What: Los Angeles NORML Letter Writing Party

Date: Sunday November 1, 2009

Time: 9-11:30 Am

Where: Law Offices of Bruce Margolin
8749 Holloway
West Hollywood, Ca 90069

We look forward to seeing you Sunday Nov 1, 2009.

Yes we cannabis!

For more info, please contact Brett Stone at: <[email protected]>
 

4saigon

Member
I do not live in California, however In my opinion, to tax marijuana is complete bullshit. I don't want to give one more dime to our money hungry government, in which they will always be desperate for more money.... If it passes in California then the same sort of taxing, and regulations will ultimately spread throughout the united states in time... Our country has come along way since the founding of our country... when the government taxed the citizens for 1 thing after another, and we were fed up with it. and now we as citizens openly want the taxation of cannabis.... "to get out of this deficit.." then they will spend all that money and will need to get out of the next "deficit"... The whole idea of taxing cannabis is a slap in the face to the plant itself, to be free... This is not the path I want Mary Jane to go down... those taxes will end up in federal funds and be used on "defense" overseas to kill 1,000's of innocent people in the name of protecting americans from terrorism. I WONT PAY A F.CKING PENNY OF THAT TAX IF IT COMES TO MY STATE.
peace and oneness always....
 

retardigraded

Active Member
Customers not being busted and offered deals would mean less raids on distributors due to snitches. Besides, who cares if they tax it if we grow our own?
 

Azgrow

Well-Known Member
people against taxing..while i agree overtaxing the poor an under taxing the rich is a sham..but to not tax people would simply be retarded....i like streets,schools,running water....things that are paid for via our tax's...tax's are the way the gov't is able to give back via public works....while i agree we are see'ing a stark rise in simple greed one day people will remmeber it's not just about themselves but the people as a whole...az
 

retardigraded

Active Member
I don't mean anyone here any disrespect, but I would rather see marijuana taxed than see my friends go to jail for smoking it, distributing it, or growing it.
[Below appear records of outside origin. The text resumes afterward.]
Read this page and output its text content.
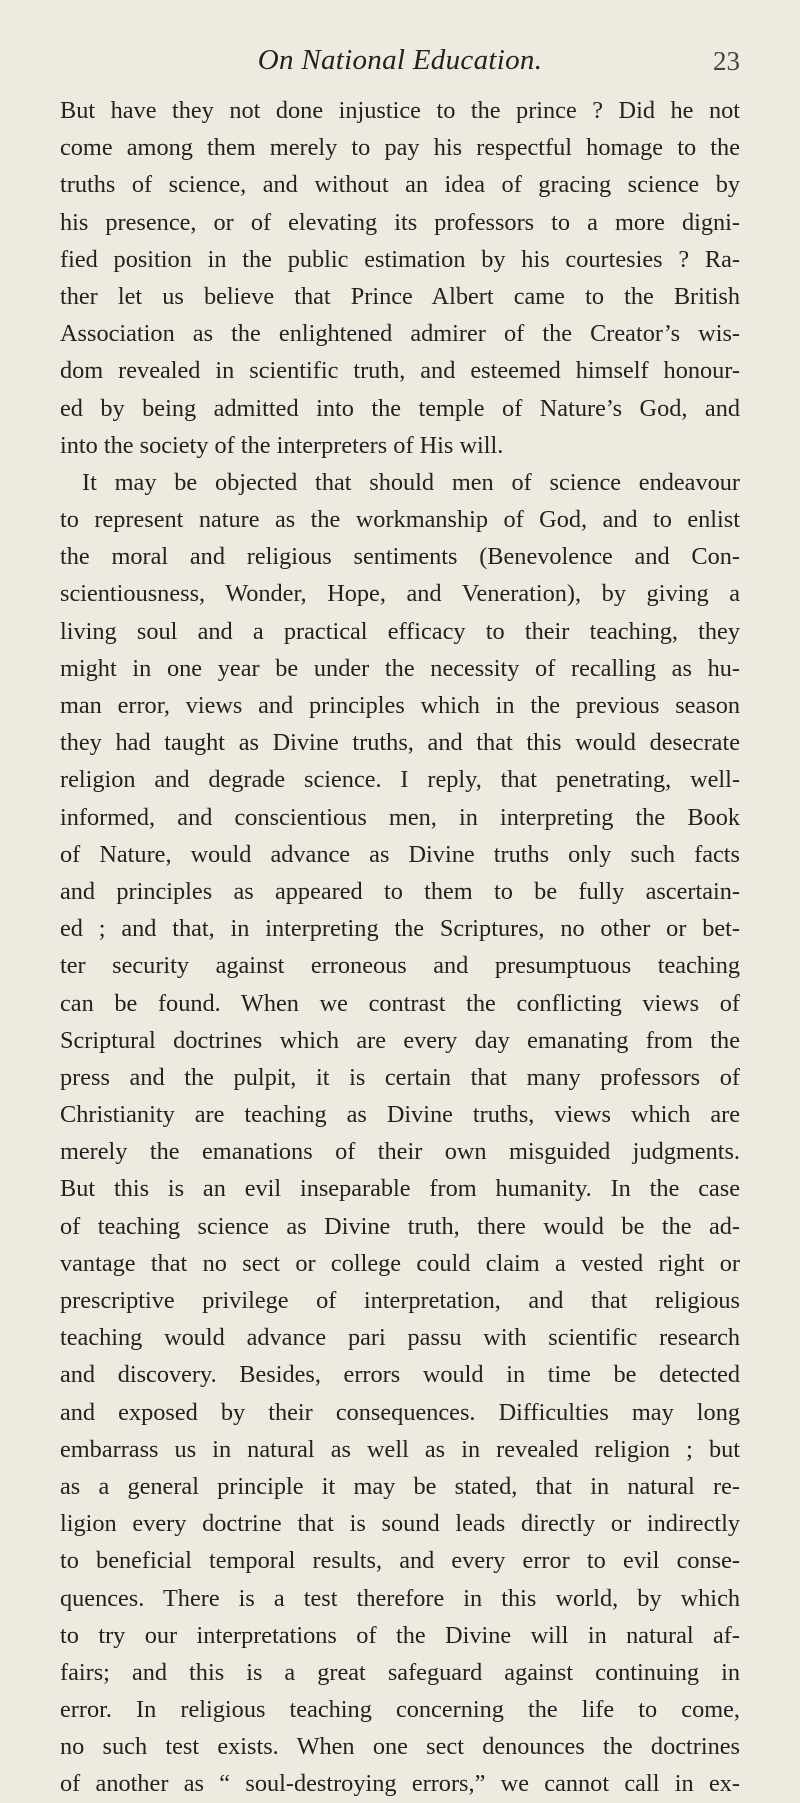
On National Education.	23
But have they not done injustice to the prince ? Did he not
come among them merely to pay his respectful homage to the
truths of science, and without an idea of gracing science by
his presence, or of elevating its professors to a more digni-
fied position in the public estimation by his courtesies ? Ra-
ther let us believe that Prince Albert came to the British
Association as the enlightened admirer of the Creator’s wis-
dom revealed in scientific truth, and esteemed himself honour-
ed by being admitted into the temple of Nature’s God, and
into the society of the interpreters of His will.
It may be objected that should men of science endeavour
to represent nature as the workmanship of God, and to enlist
the moral and religious sentiments (Benevolence and Con-
scientiousness, Wonder, Hope, and Veneration), by giving a
living soul and a practical efficacy to their teaching, they
might in one year be under the necessity of recalling as hu-
man error, views and principles which in the previous season
they had taught as Divine truths, and that this would desecrate
religion and degrade science. I reply, that penetrating, well-
informed, and conscientious men, in interpreting the Book
of Nature, would advance as Divine truths only such facts
and principles as appeared to them to be fully ascertain-
ed ; and that, in interpreting the Scriptures, no other or bet-
ter security against erroneous and presumptuous teaching
can be found. When we contrast the conflicting views of
Scriptural doctrines which are every day emanating from the
press and the pulpit, it is certain that many professors of
Christianity are teaching as Divine truths, views which are
merely the emanations of their own misguided judgments.
But this is an evil inseparable from humanity. In the case
of teaching science as Divine truth, there would be the ad-
vantage that no sect or college could claim a vested right or
prescriptive privilege of interpretation, and that religious
teaching would advance pari passu with scientific research
and discovery. Besides, errors would in time be detected
and exposed by their consequences. Difficulties may long
embarrass us in natural as well as in revealed religion ; but
as a general principle it may be stated, that in natural re-
ligion every doctrine that is sound leads directly or indirectly
to beneficial temporal results, and every error to evil conse-
quences. There is a test therefore in this world, by which
to try our interpretations of the Divine will in natural af-
fairs; and this is a great safeguard against continuing in
error. In religious teaching concerning the life to come,
no such test exists. When one sect denounces the doctrines
of another as “ soul-destroying errors,” we cannot call in ex-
Also lives are being lost in the drug war in Mexico, our main supplier of marijuana. We're not exactly taking the higher road by putting our money into the black market.
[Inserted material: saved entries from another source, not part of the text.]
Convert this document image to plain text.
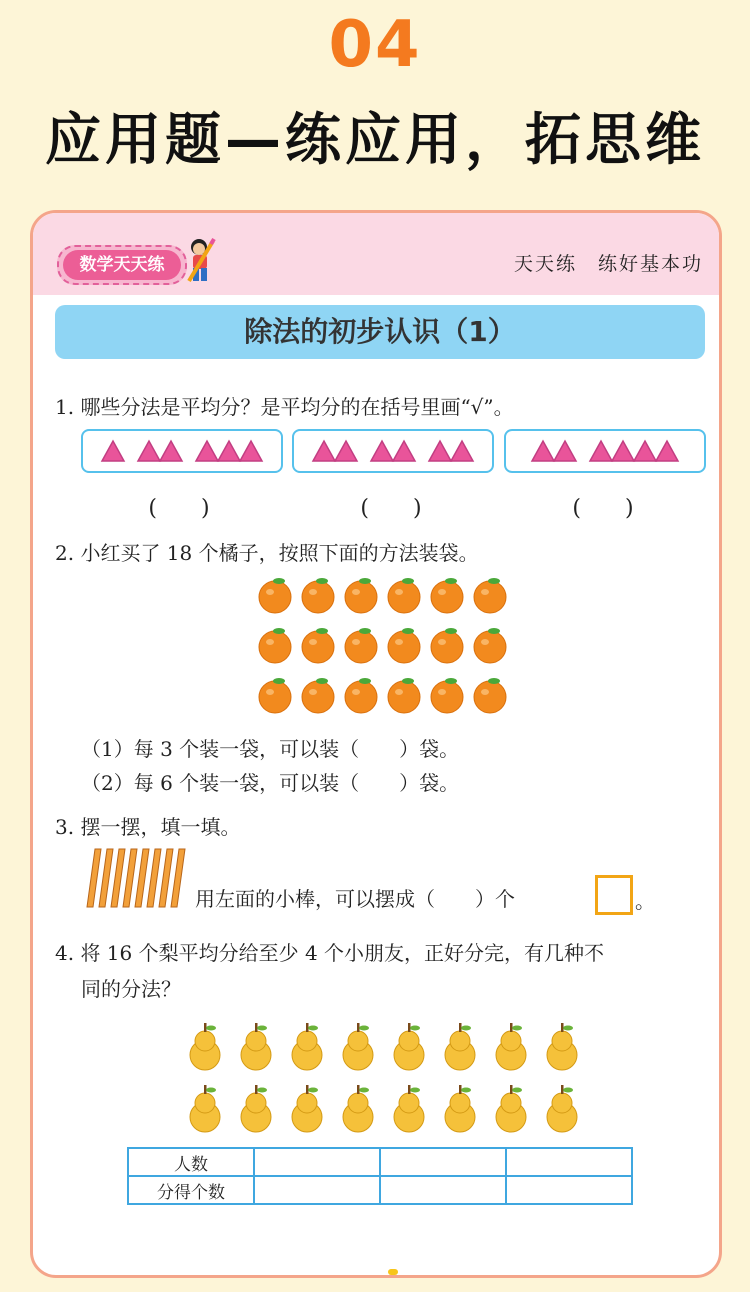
04
应用题—练应用，拓思维
数学天天练	天天练　练好基本功
除法的初步认识（1）
1. 哪些分法是平均分？是平均分的在括号里画“√”。
(　　)	(　　)	(　　)
2. 小红买了 18 个橘子，按照下面的方法装袋。
（1）每 3 个装一袋，可以装（　　）袋。
（2）每 6 个装一袋，可以装（　　）袋。
3. 摆一摆，填一填。
用左面的小棒，可以摆成（　　）个	。
4. 将 16 个梨平均分给至少 4 个小朋友，正好分完，有几种不
同的分法？
人数			
分得个数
http://en.wikipedia.org/wiki/Mexican_Drug_War
 

laserbrn

Well-Known Member
I don't mean anyone here any disrespect, but I would rather see marijuana taxed than see my friends go to jail for smoking it, distributing it, or growing it.

Also lives are being lost in the drug war in Mexico, our main supplier of marijuana. We're not exactly taking the higher road by putting our money into the black market.

http://en.wikipedia.org/wiki/Mexican_Drug_War

So why not legalize and NOT tax it. Use tax (or sales tax) is one thing, but a specific tax on individual items is ludicrous. They should collect their now nearly 10% sales tax on it and that should be more than sufficient to line their pockets.
 

retardigraded

Active Member
Yeah, good point. I think the sin tax on alcohol and such is ridiculous and doesn't do anything to discourage users of those goods. But I would be willing to accept the same ridiculous tax if it's necessary for marijuana to be legalized....for now. To me, any step is a step in the right direction.

A thought: I know a bunch of people that have thought about growing. Compared to the commitment of say, brewing beer, it seems like much less of a hassle (granted I don't know anything about brewing beer). How many more people would grow their own and share with their friends if it were legalized? There would probably be a lot more readily available sources for homegrown, untaxable weed, but if you can't find any you could also go down to a shop and buy some there. Plus, I would love to trade clones or just give advice to my friends without fearing that the cops are gonna kick in my door someday.